Being in charge of the décor – flowers, lights, perfumes, diyas and little cards of memories, for a mad second I wondered if I should put a little grill around everything. Like the grills people erect around ledges to keep pigeons out, or the cool-but-stern fibre-glass partitions in museums. Weddings are a celebration and a union, but also a spectacle of taste and touch. You attend a wedding and admire someone’s brocade, run your hands through flowers, sniff some of the aromatherapy and pick up an idle genda phool mala to put in your hair. Kids run like a whirlwind through everything – getting food on their sherwanis, which some kind soul will then wipe off; even if the kid is not theirs. There’s laughter, tears, fights, good-natured elbowing and warm embracing.

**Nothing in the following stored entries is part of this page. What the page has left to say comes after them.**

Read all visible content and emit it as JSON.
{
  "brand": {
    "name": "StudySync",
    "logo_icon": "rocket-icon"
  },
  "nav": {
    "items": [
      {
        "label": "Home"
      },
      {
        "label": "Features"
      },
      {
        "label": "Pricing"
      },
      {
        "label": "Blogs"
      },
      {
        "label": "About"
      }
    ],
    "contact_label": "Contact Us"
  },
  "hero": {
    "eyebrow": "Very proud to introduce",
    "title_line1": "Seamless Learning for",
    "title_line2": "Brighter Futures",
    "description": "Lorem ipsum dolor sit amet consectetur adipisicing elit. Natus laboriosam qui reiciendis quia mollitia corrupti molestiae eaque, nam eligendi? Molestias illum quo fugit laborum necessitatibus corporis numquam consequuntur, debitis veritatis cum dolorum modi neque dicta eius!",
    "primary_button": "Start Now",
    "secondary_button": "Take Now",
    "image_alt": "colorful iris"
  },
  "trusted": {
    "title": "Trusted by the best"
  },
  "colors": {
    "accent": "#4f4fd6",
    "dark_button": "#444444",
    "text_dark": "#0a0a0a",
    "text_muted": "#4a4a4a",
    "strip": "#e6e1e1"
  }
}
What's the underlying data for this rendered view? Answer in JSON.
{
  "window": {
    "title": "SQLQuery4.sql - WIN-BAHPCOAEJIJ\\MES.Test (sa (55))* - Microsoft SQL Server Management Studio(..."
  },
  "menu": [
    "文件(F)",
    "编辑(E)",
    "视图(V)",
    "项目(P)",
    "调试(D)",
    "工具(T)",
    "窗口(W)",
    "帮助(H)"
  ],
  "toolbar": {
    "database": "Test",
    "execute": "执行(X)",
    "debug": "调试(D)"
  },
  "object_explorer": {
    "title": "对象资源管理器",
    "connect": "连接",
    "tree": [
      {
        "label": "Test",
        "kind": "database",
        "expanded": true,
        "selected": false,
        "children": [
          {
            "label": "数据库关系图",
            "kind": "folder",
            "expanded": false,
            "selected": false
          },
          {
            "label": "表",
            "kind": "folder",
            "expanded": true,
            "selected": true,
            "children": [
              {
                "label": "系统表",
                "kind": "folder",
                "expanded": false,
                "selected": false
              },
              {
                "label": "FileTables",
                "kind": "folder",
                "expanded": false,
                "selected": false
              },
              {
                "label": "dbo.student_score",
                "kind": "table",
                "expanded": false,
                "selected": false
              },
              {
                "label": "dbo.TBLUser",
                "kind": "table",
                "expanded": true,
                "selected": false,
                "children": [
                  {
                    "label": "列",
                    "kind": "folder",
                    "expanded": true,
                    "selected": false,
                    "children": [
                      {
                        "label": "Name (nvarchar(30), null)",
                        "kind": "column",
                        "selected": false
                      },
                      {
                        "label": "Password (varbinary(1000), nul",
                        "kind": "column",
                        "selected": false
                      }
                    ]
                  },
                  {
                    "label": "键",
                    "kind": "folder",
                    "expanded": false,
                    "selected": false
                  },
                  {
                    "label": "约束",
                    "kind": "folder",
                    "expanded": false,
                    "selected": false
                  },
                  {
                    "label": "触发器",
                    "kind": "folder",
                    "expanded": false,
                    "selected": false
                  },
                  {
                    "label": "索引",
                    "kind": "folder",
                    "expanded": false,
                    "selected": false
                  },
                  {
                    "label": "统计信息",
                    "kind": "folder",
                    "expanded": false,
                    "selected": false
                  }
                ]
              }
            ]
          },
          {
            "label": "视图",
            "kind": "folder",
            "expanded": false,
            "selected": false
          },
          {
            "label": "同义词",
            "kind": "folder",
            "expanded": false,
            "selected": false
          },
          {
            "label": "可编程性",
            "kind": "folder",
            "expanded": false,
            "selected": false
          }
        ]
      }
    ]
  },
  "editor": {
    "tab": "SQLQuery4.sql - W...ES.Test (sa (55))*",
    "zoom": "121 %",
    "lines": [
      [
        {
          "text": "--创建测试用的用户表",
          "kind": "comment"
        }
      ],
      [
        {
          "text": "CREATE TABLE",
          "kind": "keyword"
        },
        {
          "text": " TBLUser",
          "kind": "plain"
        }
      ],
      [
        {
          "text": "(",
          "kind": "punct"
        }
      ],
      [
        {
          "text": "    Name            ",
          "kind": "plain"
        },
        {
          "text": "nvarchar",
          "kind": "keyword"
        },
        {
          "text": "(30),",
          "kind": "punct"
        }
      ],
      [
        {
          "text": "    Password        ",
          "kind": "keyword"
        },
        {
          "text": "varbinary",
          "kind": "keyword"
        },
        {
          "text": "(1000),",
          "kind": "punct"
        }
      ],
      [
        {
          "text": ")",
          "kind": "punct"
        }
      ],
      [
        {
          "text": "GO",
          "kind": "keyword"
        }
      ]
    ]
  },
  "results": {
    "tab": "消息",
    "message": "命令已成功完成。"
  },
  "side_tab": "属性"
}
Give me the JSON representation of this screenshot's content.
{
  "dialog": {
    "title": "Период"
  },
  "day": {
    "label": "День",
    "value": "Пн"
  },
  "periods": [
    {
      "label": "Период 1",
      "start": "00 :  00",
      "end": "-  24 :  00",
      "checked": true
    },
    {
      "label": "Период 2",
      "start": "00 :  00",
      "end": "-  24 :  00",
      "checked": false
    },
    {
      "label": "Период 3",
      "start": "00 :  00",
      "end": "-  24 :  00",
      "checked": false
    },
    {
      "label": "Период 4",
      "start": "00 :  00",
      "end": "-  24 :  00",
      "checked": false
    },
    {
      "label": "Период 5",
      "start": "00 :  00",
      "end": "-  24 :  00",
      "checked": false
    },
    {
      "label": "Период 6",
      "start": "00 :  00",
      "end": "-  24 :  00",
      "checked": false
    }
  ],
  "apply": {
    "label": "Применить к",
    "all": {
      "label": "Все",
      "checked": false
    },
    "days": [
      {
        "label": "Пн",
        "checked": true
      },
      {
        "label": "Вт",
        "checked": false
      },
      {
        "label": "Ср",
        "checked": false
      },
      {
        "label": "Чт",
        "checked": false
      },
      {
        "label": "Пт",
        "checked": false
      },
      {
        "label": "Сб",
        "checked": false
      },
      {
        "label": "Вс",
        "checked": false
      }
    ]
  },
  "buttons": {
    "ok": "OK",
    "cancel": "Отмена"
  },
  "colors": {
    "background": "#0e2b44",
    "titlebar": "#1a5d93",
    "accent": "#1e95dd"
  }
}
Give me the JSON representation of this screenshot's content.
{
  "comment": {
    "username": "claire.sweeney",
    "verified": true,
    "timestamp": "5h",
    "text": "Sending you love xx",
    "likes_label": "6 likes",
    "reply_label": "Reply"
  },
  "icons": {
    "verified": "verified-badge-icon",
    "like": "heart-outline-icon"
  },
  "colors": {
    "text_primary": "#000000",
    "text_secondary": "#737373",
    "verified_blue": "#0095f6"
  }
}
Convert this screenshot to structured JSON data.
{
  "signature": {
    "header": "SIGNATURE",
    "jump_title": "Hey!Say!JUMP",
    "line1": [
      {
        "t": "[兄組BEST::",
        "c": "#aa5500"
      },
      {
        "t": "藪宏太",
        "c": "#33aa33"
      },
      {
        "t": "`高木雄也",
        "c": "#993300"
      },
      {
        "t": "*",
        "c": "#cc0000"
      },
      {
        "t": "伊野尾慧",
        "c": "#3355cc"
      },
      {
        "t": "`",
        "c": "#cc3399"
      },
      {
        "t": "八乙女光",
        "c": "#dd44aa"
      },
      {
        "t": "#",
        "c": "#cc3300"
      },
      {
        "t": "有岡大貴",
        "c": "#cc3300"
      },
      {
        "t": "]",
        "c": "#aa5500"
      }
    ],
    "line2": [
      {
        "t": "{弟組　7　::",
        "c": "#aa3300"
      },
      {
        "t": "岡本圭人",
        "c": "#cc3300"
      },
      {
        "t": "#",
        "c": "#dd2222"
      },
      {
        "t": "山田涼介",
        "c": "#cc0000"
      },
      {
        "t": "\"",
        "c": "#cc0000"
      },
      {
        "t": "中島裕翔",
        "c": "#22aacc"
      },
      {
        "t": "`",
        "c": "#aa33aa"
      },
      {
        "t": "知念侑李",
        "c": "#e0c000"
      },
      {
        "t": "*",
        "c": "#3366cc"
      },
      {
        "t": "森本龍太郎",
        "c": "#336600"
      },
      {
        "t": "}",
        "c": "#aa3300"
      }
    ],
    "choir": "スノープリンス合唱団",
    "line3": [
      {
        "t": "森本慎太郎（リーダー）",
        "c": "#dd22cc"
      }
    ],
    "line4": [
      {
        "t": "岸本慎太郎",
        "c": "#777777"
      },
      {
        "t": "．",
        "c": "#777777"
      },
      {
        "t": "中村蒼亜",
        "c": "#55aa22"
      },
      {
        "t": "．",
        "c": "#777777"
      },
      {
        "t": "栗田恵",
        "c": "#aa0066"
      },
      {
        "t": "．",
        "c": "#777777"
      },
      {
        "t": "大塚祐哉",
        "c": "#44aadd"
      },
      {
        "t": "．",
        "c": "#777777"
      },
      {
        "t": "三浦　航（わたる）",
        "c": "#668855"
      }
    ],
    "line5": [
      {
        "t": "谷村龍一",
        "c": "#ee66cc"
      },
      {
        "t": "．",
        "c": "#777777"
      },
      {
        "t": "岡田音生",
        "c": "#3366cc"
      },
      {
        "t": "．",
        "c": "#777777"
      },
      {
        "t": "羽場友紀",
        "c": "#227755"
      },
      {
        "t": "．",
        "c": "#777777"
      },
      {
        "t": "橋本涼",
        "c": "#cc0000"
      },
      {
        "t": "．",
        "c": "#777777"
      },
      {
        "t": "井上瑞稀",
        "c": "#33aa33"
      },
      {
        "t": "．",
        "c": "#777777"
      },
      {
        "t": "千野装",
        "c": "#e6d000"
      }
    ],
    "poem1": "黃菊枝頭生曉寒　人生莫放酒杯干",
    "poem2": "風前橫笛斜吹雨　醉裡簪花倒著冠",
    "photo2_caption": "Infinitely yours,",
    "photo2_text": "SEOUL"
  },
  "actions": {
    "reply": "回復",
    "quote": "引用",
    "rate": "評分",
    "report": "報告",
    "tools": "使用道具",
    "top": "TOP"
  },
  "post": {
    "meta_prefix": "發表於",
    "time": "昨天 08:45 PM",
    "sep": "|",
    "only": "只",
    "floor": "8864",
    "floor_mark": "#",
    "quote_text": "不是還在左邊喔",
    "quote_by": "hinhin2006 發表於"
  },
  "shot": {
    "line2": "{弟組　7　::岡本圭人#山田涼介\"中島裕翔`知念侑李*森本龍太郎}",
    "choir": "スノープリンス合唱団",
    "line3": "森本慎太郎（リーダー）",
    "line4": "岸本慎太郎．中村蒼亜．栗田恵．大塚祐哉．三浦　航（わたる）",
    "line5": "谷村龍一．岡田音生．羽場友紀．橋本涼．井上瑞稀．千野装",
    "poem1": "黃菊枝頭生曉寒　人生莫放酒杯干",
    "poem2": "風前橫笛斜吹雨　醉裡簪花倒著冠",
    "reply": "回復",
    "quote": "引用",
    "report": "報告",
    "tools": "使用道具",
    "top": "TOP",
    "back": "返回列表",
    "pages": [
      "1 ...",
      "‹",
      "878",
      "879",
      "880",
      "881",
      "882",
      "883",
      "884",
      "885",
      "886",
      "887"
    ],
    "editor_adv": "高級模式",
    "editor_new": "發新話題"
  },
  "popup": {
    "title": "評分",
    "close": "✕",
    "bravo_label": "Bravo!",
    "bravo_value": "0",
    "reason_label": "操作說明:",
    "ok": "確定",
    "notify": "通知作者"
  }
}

But it’s been a year of COVID. People have pushed forward travel plans, meeting plans, and marriage plans. Many people I know are going forward with simpler, more intimate weddings, because they feel waiting another year will be bad luck. And though the pandemic itself has been a long spell of misfortune and financial loss, nothing seems to be worse than surrendering one’s life for all foreseeable time to come for it. We may be able to get back to normal life next year, but for this one, a small celebration seems like a baby step forward.
I had spent the evening trying to convince my grandmother that when she met her brother – who lived in another city – she should not hug him at the wedding venue. We had spent days keeping the invitee list as whittled down as possible, then sending apologies to all those we would not invite. We had made different arrangements for entries and exit points, and placed chairs seven feet apart. It was like a traffic management and disaster management plan for baaratis. This year, ‘return gifts’ would be masks, not selfies or laddoos handed to each other.
When the world is in crisis together – events that happen once in a lifetime, usually—one holds on to celebrations like they are little diyas to tide over the darkness. While drawing up lists of things to get, I surmise that this must be the first time in our generation’s history that we are spending more time in preventing catastrophe than in actual ritual.
While recently at a restaurant, I was served a thin, fragile menu and food in disposable containers. The ragged menu was at odds with the otherwise impeccable place. The way people are planning events now are twofold – either by creating lines of disposable things to use; or by curating things that can sustain a hard, long wash, a spell in the sun and masses of sanitizing spray, so that it no longer carries germs.
I’d go with the latter. If the pandemic continues well into 2021, we all need to plan our lives with things we can easily sun, wash and use, repeatedly – for more than a year at a stretch. This would also mean throwing away plastic containers that are not food grade (and would break down with sun exposure).
Back to the question of the flowers: if there are flowers, how do we stop people from touching them? Do we allow flower-sellers to decorate the house or should we do it ourselves? Do we keep any things that people will be tempted to pick up or run their hands through at all? How do we remind people to smile only inside their masks, and to only see, not touch? To feel, but not really to share?
In the end, a hard decision was made. The flowers would be bought. Then, they would be washed in soap. Then, they would be refrigerated for a day. Then, they would be put up. By me alone.
If the flowers can come out looking like a million bucks after this, that’s one win for all of us.